Astonishingly, I was able to locate, via a subscription-only sports memorabilia auction site (to which I was able to trade dot-com stock-options for membership a couple years ago), an image of “Guy Sterling” supporting character (and actual professional skee-baller) “Spats” Murphy’s rookie card!

Sadly, no detail was provided on this licensing and crossover pioneer – I trust that New Jersey’s finest will dig up the requisite detail. Inquiring minds want to know!

UPDATE: Since we went to press, Mr. Goldstein has declared it to be Skee Ball Week chez The Illuminated Donkey, and added Episode 12 of the Guy Sterling saga. No word yet on the Skee Ball Week Theme Song.

Episode 12 sheds light on the troubled character of “Spats” Murphy, seen here in a rare rookie tobacco card.

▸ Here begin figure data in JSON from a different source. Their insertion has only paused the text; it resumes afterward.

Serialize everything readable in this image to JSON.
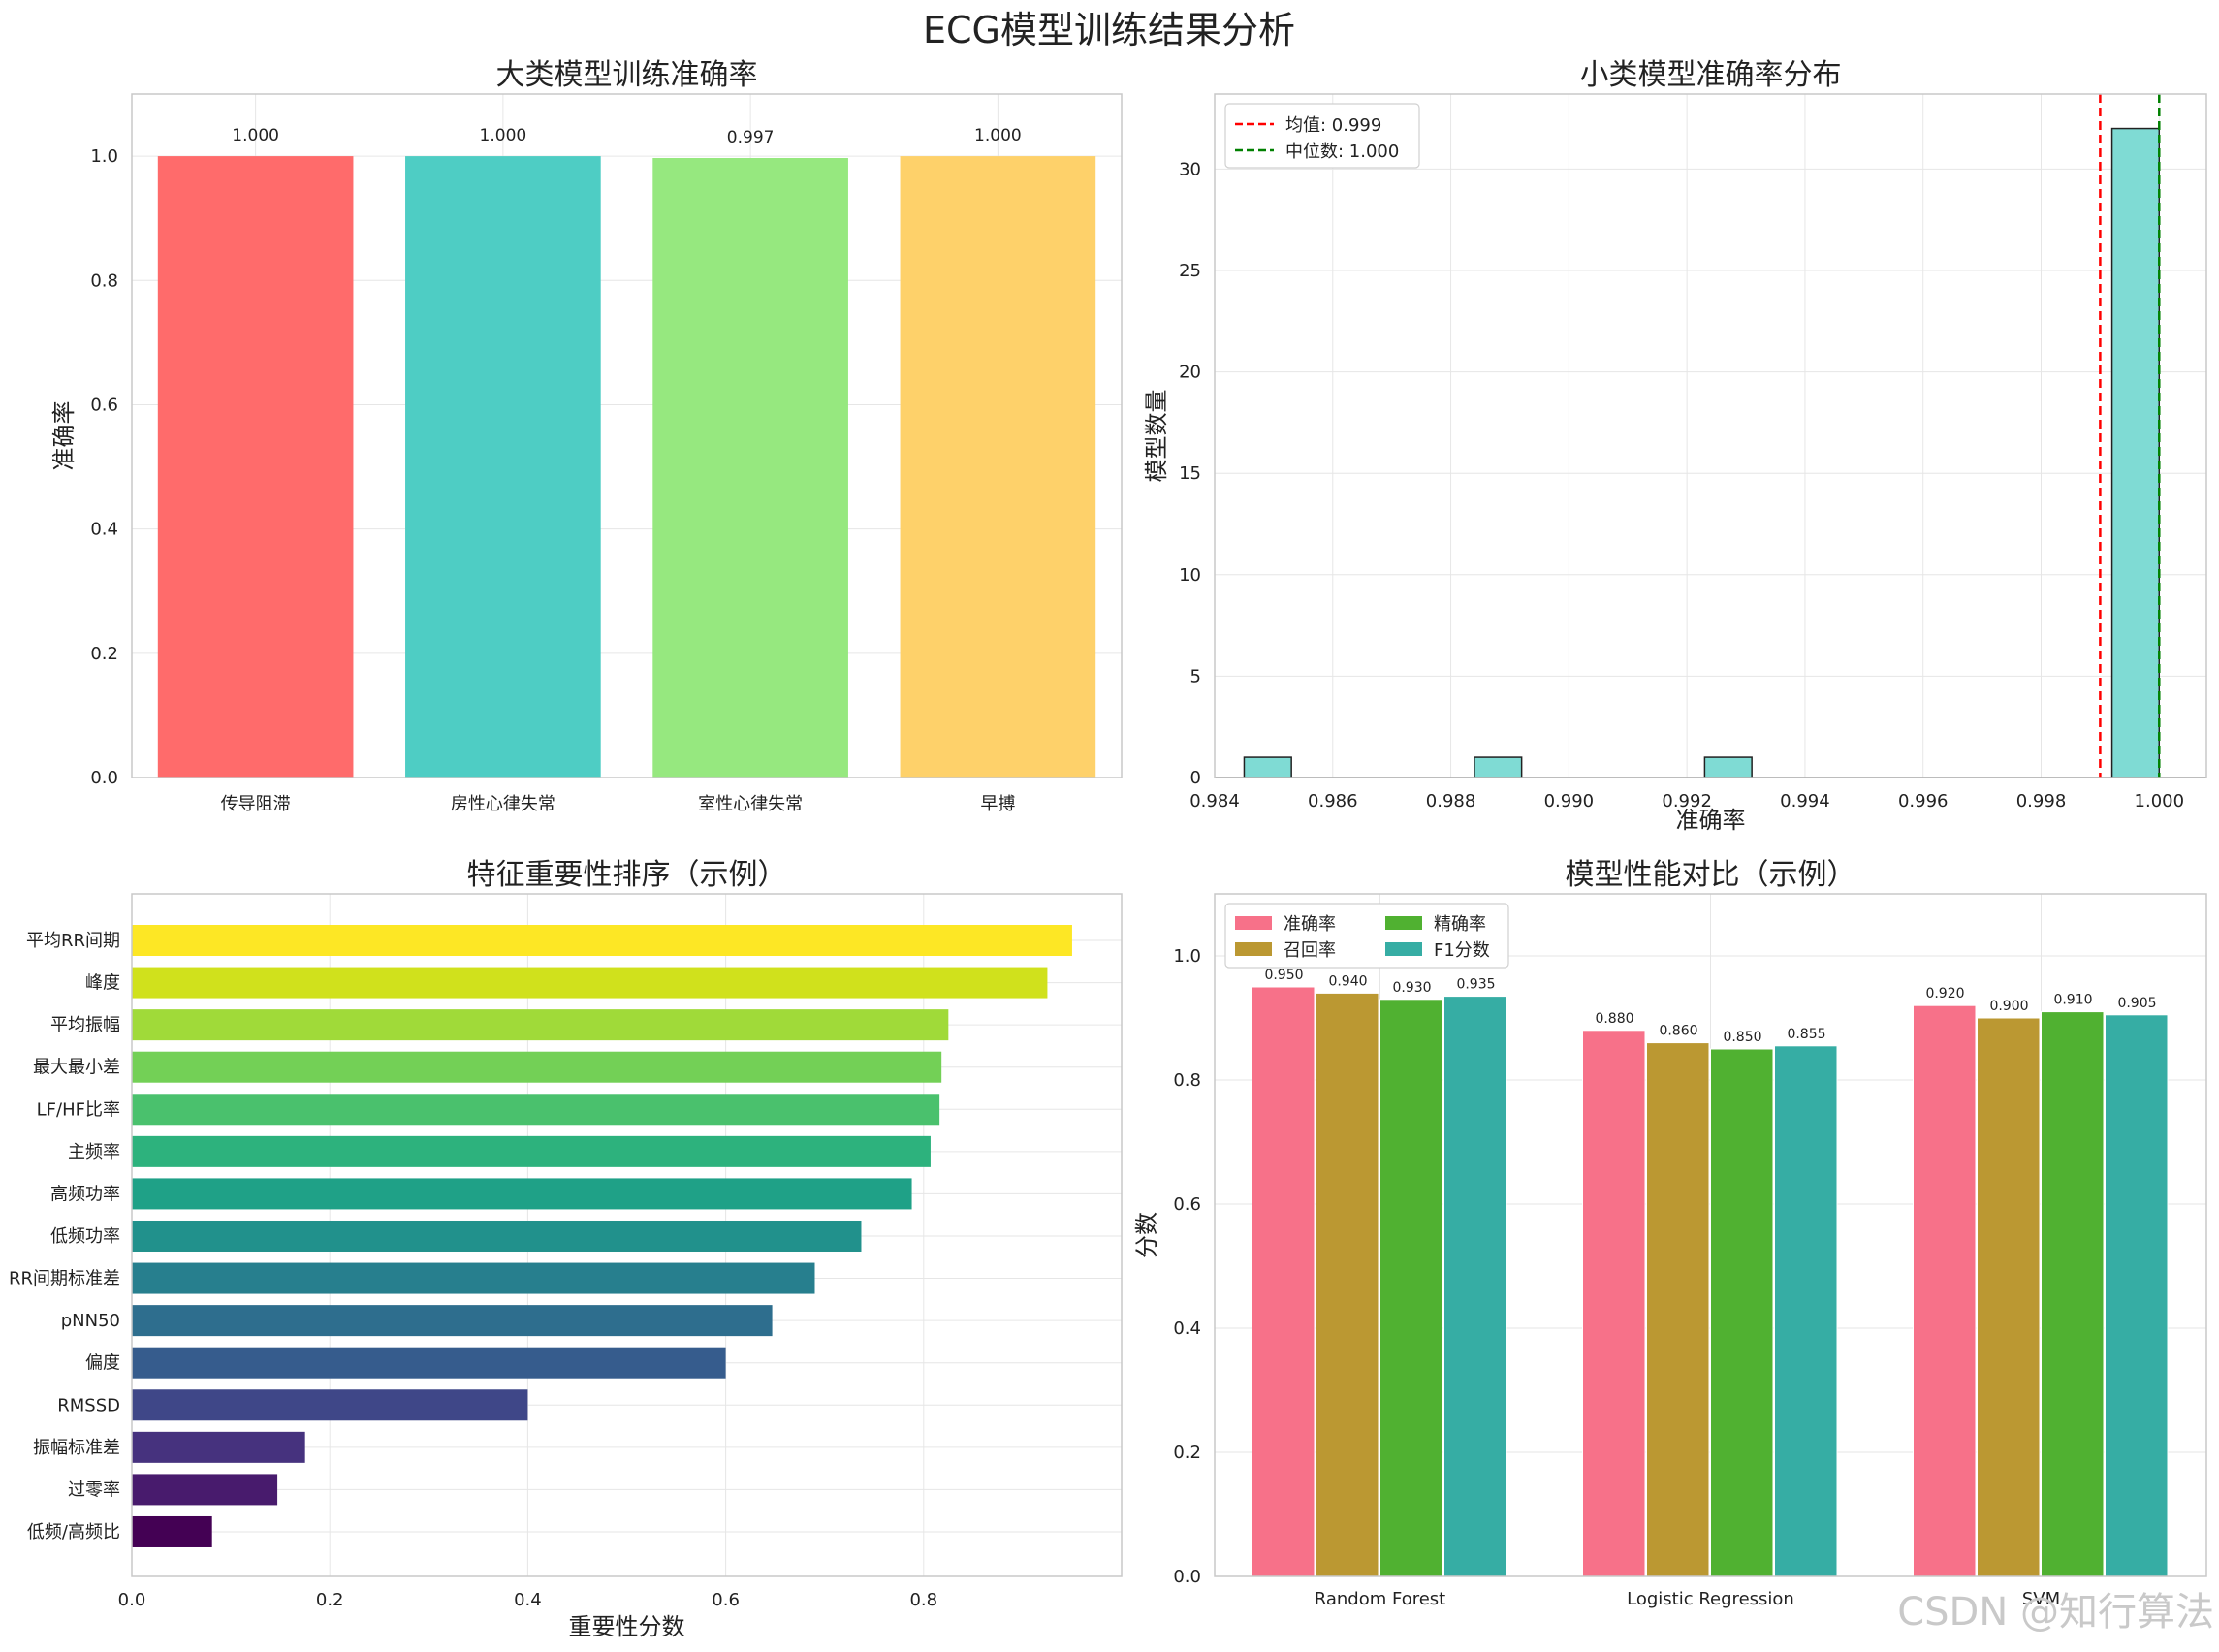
{
  "suptitle": "ECG模型训练结果分析",
  "watermark": "CSDN @知行算法",
  "chart_data": [
    {
      "type": "bar",
      "title": "大类模型训练准确率",
      "xlabel": "",
      "ylabel": "准确率",
      "categories": [
        "传导阻滞",
        "房性心律失常",
        "室性心律失常",
        "早搏"
      ],
      "values": [
        1.0,
        1.0,
        0.997,
        1.0
      ],
      "value_labels": [
        "1.000",
        "1.000",
        "0.997",
        "1.000"
      ],
      "colors": [
        "#ff6b6b",
        "#4ecdc4",
        "#96e87f",
        "#fed16a"
      ],
      "ylim": [
        0,
        1.1
      ],
      "yticks": [
        0.0,
        0.2,
        0.4,
        0.6,
        0.8,
        1.0
      ],
      "ytick_labels": [
        "0.0",
        "0.2",
        "0.4",
        "0.6",
        "0.8",
        "1.0"
      ],
      "grid": true
    },
    {
      "type": "bar",
      "subtype": "histogram",
      "title": "小类模型准确率分布",
      "xlabel": "准确率",
      "ylabel": "模型数量",
      "bins": [
        {
          "x0": 0.9845,
          "x1": 0.9853,
          "count": 1
        },
        {
          "x0": 0.9884,
          "x1": 0.9892,
          "count": 1
        },
        {
          "x0": 0.9923,
          "x1": 0.9931,
          "count": 1
        },
        {
          "x0": 0.9992,
          "x1": 1.0,
          "count": 32
        }
      ],
      "bar_color": "#7fdbd4",
      "xlim": [
        0.984,
        1.0008
      ],
      "ylim": [
        0,
        33.7
      ],
      "xticks": [
        0.984,
        0.986,
        0.988,
        0.99,
        0.992,
        0.994,
        0.996,
        0.998,
        1.0
      ],
      "xtick_labels": [
        "0.984",
        "0.986",
        "0.988",
        "0.990",
        "0.992",
        "0.994",
        "0.996",
        "0.998",
        "1.000"
      ],
      "yticks": [
        0,
        5,
        10,
        15,
        20,
        25,
        30
      ],
      "ytick_labels": [
        "0",
        "5",
        "10",
        "15",
        "20",
        "25",
        "30"
      ],
      "lines": [
        {
          "value": 0.999,
          "label": "均值: 0.999",
          "color": "#ff0000"
        },
        {
          "value": 1.0,
          "label": "中位数: 1.000",
          "color": "#008000"
        }
      ],
      "legend": "top-left",
      "grid": true
    },
    {
      "type": "bar",
      "orientation": "horizontal",
      "title": "特征重要性排序（示例）",
      "xlabel": "重要性分数",
      "ylabel": "",
      "categories": [
        "平均RR间期",
        "峰度",
        "平均振幅",
        "最大最小差",
        "LF/HF比率",
        "主频率",
        "高频功率",
        "低频功率",
        "RR间期标准差",
        "pNN50",
        "偏度",
        "RMSSD",
        "振幅标准差",
        "过零率",
        "低频/高频比"
      ],
      "values": [
        0.95,
        0.925,
        0.825,
        0.818,
        0.816,
        0.807,
        0.788,
        0.737,
        0.69,
        0.647,
        0.6,
        0.4,
        0.175,
        0.147,
        0.081
      ],
      "colors": [
        "#fde725",
        "#d0e11c",
        "#a0da39",
        "#73d056",
        "#4ac16d",
        "#2db27d",
        "#1fa187",
        "#21918c",
        "#277f8e",
        "#2e6e8e",
        "#365c8d",
        "#3f4788",
        "#46327e",
        "#481b6d",
        "#440154"
      ],
      "xlim": [
        0,
        1.0
      ],
      "xticks": [
        0.0,
        0.2,
        0.4,
        0.6,
        0.8
      ],
      "xtick_labels": [
        "0.0",
        "0.2",
        "0.4",
        "0.6",
        "0.8"
      ],
      "grid": true
    },
    {
      "type": "bar",
      "title": "模型性能对比（示例）",
      "xlabel": "",
      "ylabel": "分数",
      "categories": [
        "Random Forest",
        "Logistic Regression",
        "SVM"
      ],
      "series": [
        {
          "name": "准确率",
          "color": "#f77189",
          "values": [
            0.95,
            0.88,
            0.92
          ],
          "labels": [
            "0.950",
            "0.880",
            "0.920"
          ]
        },
        {
          "name": "召回率",
          "color": "#bb9832",
          "values": [
            0.94,
            0.86,
            0.9
          ],
          "labels": [
            "0.940",
            "0.860",
            "0.900"
          ]
        },
        {
          "name": "精确率",
          "color": "#50b131",
          "values": [
            0.93,
            0.85,
            0.91
          ],
          "labels": [
            "0.930",
            "0.850",
            "0.910"
          ]
        },
        {
          "name": "F1分数",
          "color": "#36ada4",
          "values": [
            0.935,
            0.855,
            0.905
          ],
          "labels": [
            "0.935",
            "0.855",
            "0.905"
          ]
        }
      ],
      "ylim": [
        0,
        1.1
      ],
      "yticks": [
        0.0,
        0.2,
        0.4,
        0.6,
        0.8,
        1.0
      ],
      "ytick_labels": [
        "0.0",
        "0.2",
        "0.4",
        "0.6",
        "0.8",
        "1.0"
      ],
      "legend": "top-left",
      "grid": true
    }
  ]
}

History records his astounding reign over the early league days of pro Skee-Ball, and officially, when he retired in 1921 it was due to health concerns. However, in an astounding act of courage, the author of the Happy Boy Guy Sterling serial took on the dirty secret of pro skee ball: gambling. In point of fact, they claim directly that Murphy threw the championship that fateful year.

Finally, I was mistaken above when I referred to the serial as having been originally serialzed in the late 1940’s. Of course (silly me), it was originally serialized in the late 1930’s.